Уже не знаю, по какому случаю, в пятом классе у меня завелись карманные деньги, и я купил первую свою книгу в районном книжном магазине на станции Свеча: «Путешествия по южной Африке» Ливингстона. Я бережно ее храню и сейчас. О каком-то предопределении судьбы говорить смешно, но любимыми книгами были и остаются книги о путешествиях. Первым юношеским героем был, разумеется, Николай Михайлович Пржевальский. Я чертовски жалел тогда, что не родился в его время. Красные пустыни Тибета, подошвы верблюдов, стертые на черной гобийской щебенке. Книги Николая Михайловича Пржевальского и его последователей Козлова, Роборовского читал самозабвенно (с таким же увлечением перечитываю их и теперь). В результате где-то к седьмому классу я уже твердо знал, «куда мне жить»: решил стать географом. Но сведущие люди вовремя объяснили, что профессия географа путешественника давно отмерла или отмирает, и я, не растерявшись, решил стать геологом.
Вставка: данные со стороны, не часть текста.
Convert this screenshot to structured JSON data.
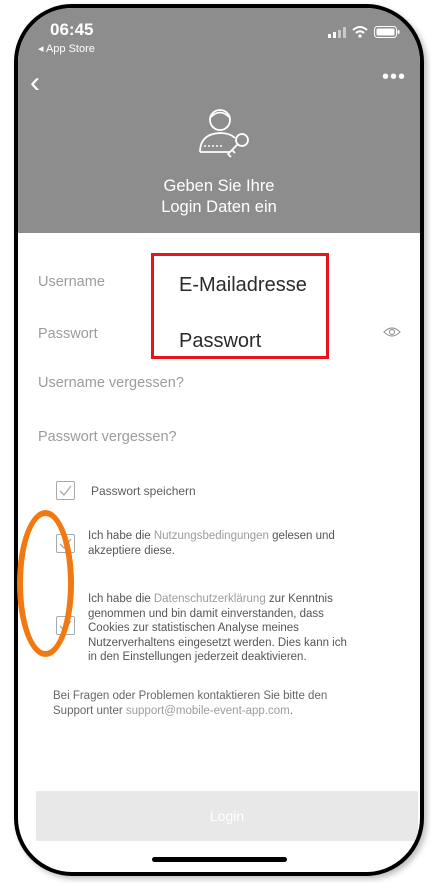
{
  "status": {
    "time": "06:45",
    "back_app": "◂ App Store"
  },
  "nav": {
    "back": "‹",
    "more": "•••"
  },
  "header": {
    "title_line1": "Geben Sie Ihre",
    "title_line2": "Login Daten ein"
  },
  "form": {
    "username_label": "Username",
    "password_label": "Passwort",
    "username_placeholder": "E-Mailadresse",
    "password_placeholder": "Passwort",
    "forgot_username": "Username vergessen?",
    "forgot_password": "Passwort vergessen?"
  },
  "checkboxes": {
    "save_password": "Passwort speichern",
    "terms_prefix": "Ich habe die ",
    "terms_link": "Nutzungsbedingungen",
    "terms_mid": " gelesen und",
    "terms_line2": "akzeptiere diese.",
    "privacy_prefix": "Ich habe die ",
    "privacy_link": "Datenschutzerklärung",
    "privacy_rest": " zur Kenntnis",
    "privacy_line2": "genommen und bin damit einverstanden, dass",
    "privacy_line3": "Cookies zur statistischen Analyse meines",
    "privacy_line4": "Nutzerverhaltens eingesetzt werden. Dies kann ich",
    "privacy_line5": "in den Einstellungen jederzeit deaktivieren."
  },
  "support": {
    "line1": "Bei Fragen oder Problemen kontaktieren Sie bitte den",
    "line2_prefix": "Support unter ",
    "email": "support@mobile-event-app.com",
    "line2_suffix": "."
  },
  "login_button": "Login",
  "colors": {
    "header_bg": "#8d8d8d",
    "highlight_box": "#e8141c",
    "annotation_ring": "#f27811"
  }
}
Десятилетку я закончил в интернате для детей железнодорожников в городе Котельниче на Вятке. Котельнич — старинный город, но он много, раз выгорал, из старины там разве что остались купеческие лабазы на Советской и сам дух старого уездного города. На правобережье Вятки, на огромных глинистых обрывах, можно было гонять на лыжах вплоть до полной возможности сломить себе шею; на левом берегу был затон для речных судов, где зимой шел ремонт колесных пароходов. Школа была хорошая, с традициями, выход же агрессивным ученическим настроениям мы находили в извечной войне интерната с окраиной Котельнича, отделявшейся от интерната оврагом.
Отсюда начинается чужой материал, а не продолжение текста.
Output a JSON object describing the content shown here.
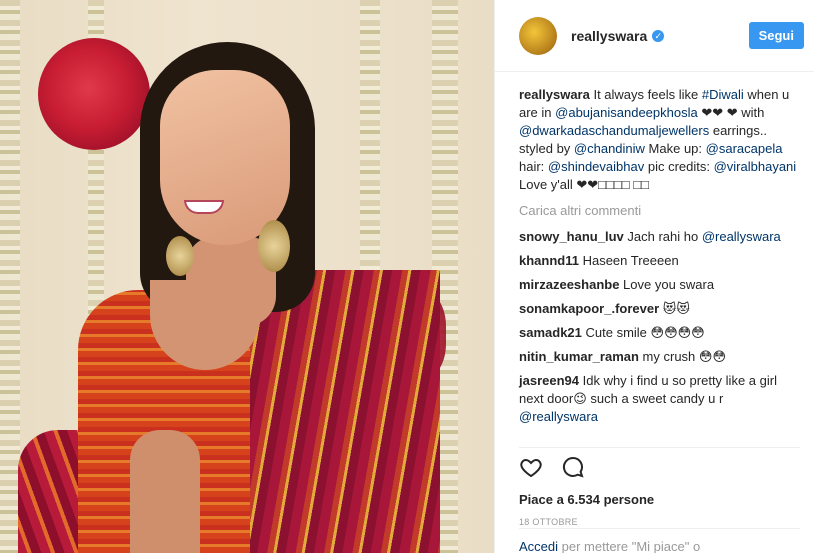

Окончив школу, я отправился в Москву поступать в институт. Ни одного города, кроме Котельнича, я до этого в жизни не видел. Отец настаивал на физико-техническом институте, отчасти справедливо представляя жизнь геолога как бесприютную и безалаберную. Кроме того, в школе у меня обнаружились математические способности. Я внял советам отца, подал документы в физико технический, прошел отбор, а потом с легким сердцем отнес документы в геологоразведочный, куда и был принят на геофизический факультет. В институте у нас сколотился великолепный дружный коллектив ребят. Как ни странно, в этом оказался «повинен» преподаватель физкультуры; тренер по лыжам, чемпион Союза 1940 года Иван Иванович Николаев. Этот отличный тренер и замечательный педагог как никто умел внушить нам дух товарищества.
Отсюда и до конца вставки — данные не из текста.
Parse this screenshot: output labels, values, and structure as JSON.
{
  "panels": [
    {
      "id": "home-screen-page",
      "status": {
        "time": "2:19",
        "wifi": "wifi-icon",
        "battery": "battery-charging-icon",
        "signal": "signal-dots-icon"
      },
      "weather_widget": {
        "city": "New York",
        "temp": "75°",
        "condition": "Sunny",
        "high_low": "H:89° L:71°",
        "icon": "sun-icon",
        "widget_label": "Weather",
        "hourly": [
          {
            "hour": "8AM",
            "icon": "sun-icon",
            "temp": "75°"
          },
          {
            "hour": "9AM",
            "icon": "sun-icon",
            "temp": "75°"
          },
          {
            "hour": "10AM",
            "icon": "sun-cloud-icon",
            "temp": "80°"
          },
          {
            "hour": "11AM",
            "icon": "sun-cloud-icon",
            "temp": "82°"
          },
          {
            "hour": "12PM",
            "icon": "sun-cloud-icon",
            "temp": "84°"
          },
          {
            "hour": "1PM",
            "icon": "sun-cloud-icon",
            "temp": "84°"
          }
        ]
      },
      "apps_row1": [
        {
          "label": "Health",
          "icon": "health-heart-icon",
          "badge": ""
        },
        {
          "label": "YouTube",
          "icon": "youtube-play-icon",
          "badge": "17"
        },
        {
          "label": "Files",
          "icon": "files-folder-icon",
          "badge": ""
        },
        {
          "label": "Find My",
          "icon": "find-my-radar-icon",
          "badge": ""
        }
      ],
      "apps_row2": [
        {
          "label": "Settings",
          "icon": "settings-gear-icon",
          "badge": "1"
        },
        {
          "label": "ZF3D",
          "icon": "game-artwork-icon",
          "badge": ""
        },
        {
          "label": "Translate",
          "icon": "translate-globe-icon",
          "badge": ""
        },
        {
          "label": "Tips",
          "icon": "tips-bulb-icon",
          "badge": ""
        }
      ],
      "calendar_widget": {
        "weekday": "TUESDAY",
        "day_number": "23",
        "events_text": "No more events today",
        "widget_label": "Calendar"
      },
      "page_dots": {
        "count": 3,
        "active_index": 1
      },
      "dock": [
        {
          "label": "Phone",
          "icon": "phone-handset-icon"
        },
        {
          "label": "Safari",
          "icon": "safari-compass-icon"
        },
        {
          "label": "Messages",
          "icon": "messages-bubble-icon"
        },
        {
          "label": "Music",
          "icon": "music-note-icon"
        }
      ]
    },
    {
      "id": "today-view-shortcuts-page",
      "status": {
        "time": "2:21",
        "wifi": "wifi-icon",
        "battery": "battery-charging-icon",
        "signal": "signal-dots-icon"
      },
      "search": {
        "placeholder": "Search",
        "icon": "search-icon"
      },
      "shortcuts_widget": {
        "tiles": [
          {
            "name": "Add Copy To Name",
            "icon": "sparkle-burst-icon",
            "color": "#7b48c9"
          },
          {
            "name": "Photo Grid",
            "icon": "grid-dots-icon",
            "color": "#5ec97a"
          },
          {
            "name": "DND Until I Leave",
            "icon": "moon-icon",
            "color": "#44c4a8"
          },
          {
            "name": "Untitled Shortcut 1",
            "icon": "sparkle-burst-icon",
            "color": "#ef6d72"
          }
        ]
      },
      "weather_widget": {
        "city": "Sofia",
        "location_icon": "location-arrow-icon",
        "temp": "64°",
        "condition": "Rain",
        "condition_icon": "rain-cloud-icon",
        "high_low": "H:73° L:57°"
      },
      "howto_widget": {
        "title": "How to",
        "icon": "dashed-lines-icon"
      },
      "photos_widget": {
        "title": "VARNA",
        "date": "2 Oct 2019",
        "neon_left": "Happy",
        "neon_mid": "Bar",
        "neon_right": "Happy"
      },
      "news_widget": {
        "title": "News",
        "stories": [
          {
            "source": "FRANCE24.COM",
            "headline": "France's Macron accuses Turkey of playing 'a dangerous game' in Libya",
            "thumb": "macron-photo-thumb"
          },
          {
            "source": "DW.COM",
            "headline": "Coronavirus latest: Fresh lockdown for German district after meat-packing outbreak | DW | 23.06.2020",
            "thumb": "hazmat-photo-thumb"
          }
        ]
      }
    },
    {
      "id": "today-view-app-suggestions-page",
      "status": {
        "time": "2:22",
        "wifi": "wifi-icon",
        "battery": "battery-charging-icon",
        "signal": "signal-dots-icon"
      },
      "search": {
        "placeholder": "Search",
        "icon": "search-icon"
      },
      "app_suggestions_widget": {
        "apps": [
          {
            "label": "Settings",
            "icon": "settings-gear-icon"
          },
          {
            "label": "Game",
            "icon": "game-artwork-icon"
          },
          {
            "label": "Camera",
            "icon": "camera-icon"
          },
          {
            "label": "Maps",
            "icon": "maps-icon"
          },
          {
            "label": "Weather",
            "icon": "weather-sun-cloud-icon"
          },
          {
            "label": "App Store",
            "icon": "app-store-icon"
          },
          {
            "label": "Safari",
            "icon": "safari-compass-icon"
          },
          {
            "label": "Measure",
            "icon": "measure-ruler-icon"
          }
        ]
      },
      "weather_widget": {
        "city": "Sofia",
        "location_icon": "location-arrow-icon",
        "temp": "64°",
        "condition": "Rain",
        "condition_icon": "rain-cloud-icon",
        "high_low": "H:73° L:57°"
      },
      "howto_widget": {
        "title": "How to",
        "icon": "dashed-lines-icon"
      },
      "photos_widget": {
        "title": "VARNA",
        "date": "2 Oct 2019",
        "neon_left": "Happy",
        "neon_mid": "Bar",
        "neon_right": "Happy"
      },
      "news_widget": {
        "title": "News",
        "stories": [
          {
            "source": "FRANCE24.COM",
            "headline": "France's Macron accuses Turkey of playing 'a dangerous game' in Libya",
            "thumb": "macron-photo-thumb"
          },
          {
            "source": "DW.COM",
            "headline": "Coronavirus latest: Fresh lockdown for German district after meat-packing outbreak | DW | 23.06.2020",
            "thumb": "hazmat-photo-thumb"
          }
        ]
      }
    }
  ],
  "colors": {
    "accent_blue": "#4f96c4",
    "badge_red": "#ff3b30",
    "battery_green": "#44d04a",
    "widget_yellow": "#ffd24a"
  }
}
Ни о какой литературной деятельности я в ту пору не думал. Готовился стать правоверным геологоразведчиком и, кроме спорта и учебы, ничего не хотел признавать. Правда, «книжные интересы» несколько расширились, я стал собирать книги по Северу, и появился новый кумир — Нансен. Все-таки после третьего курса, когда нам разрешили на лето устраиваться в штат геологических партий, я отправился в «Пржевальские» места на Тянь-Шань. Был коллектором в партии, которая работала на Таласском хребте. Вьючные верховые лошади, долины горных рек Аспары и Мерке, перевалы, вершины. Начальник партии нашел для меня наиболее пригодное, по его мнению, амплуа: я снабжал партию дичью, разыскивал пропавших лошадей, водил вьючные караваны при перебазировке. Благодаря этому неплохо изучил этот район Тянь-Шаня: то по нескольку суток пропадал с киргизами на горных охотах, а однажды вдвоем с проводником мы три недели искали пропавших лошадей, объездили всю Киргизию и нашли лошадей в десяти километрах от базы. Тянь-Шань меня очаровал. Желтые холмы предгорий, равнинная степь, тишина высокогорных ледников. Кроме того, я прямо сжился с лошадьми и, ей богу, ощутил в себе кровинку монгольского происхождения. Поклялся, что после института вернусь сюда.